I recently attended a Domestic violence screening seminar for court certified mediators. There was a wealth of knowledge offered and it was very helpful in pinpointing how to detect domestic violence in screening mediation cases. One of the components of the class was a review of the subtle forms of domestic violence, such as financial control, isolation, and threats of being left destitute.
One of the take-aways for me was when a spouse uses the court system or divorce process as a weapon to delay, complicate, and obfuscate the process. This can be in the form of not being able to get information needed to resolve or try a divorce, and the refusal to obey court orders. This happens quite often. Litigants are often driven to desperation because bills are not being paid and their legal costs skyrocket, all the while nothing substantive is being accomplished. This happens particularly when custody should not be an issue; but someone makes it one. Because a litigant becomes exhausted and worn down, they sometimes feel they are forced into settlement which is not something that is best for them, their children, or what the law intended.
What was of particular note for me, was their expounding on this theme to include a party that deliberately changed their mind or position. This really hit home for me. If parties discuss a plan of action and have terms of an agreement and an attorney drafts a document and then the other party changes their mind on something, it is stressful and costly. Of course, if there is a legitimate reason for the change and an alternative is offered that is understandable; or if there is a suggestion to at least sign a partial agreement on issues that are agreed and they refuse that is problematic. A total refusal to sign at all is extremely upsetting and in bad faith. If someone is given an agreement in which they reviewed, and there is an expectation then it is settled and then someone pulls back– it is manipulative and abusive to the party who acted in good faith and had a reasonable expectation that the case was over. It is stressful for the attorneys and the other spouse and causes a loss of faith and trust in the system as well as the other spouse. It is a way of exerting power and control.
Realizing this, I now have a greater feeling of compassion and empathy for my clients who experience this. I know I get frustrated and annoyed when an agreement has revision after revision and there never seems to be a conclusion. I now have a deeper understanding of how and why this form of behavior is abusive and traumatic. A trauma is defined as an intense and overwhelming experience that involves serious loss, threat, or harm to a person’s physical or emotional wellness.

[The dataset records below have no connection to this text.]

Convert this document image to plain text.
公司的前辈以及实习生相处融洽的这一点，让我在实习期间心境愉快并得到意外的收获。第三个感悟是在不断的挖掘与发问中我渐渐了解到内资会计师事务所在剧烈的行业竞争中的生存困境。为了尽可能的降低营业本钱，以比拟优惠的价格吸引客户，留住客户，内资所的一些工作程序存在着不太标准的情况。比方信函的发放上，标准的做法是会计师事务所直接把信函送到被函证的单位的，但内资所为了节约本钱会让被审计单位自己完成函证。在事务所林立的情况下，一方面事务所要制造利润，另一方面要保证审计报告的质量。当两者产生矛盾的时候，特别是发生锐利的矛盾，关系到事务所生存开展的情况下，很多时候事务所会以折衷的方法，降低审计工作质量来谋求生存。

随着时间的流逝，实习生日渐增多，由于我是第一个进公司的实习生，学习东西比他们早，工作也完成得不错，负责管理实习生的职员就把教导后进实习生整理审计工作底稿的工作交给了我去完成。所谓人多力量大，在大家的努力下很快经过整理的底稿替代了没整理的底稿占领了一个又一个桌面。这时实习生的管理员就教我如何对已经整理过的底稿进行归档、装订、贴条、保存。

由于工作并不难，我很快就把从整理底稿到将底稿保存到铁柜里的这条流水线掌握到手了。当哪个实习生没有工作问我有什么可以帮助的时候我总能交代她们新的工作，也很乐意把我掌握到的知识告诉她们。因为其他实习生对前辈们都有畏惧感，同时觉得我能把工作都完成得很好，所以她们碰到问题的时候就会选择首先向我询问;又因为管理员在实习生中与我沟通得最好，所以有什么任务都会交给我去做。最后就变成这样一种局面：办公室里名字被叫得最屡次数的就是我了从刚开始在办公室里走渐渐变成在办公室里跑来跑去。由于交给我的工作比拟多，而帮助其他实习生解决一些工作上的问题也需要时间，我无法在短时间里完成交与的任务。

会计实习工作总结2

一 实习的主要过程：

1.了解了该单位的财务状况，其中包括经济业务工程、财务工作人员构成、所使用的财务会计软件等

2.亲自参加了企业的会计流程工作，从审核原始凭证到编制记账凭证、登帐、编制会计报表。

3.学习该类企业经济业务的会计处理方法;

So where do we go from here? To be aware of something is the first step. The next step is to make others aware of it; then do whatever you can to call out this behavior and not participate in it. Attorneys must stand firm on a code of conduct and ethical practices. If the behavior is not rectified then stop “trying” and proceed to court.
Once you are in court, make a record of all the obstructions, delays, and bad faith. The courts have punished offenders who delay and obstruct the judicial system. There was a recent decision on point in Suffolk, by Judge Patrick Leis III, in where he found that due to the husband’s conduct he awarded the wife ten years of maintenance (more than the statutory recommendations) and gave no credit to the husband for the six years he was paying her pending during the action.
Abusers must be held accountable. It is said the courts are the sport of Kings. Our obligation is to see to it that the “King” plays by the rules, or else.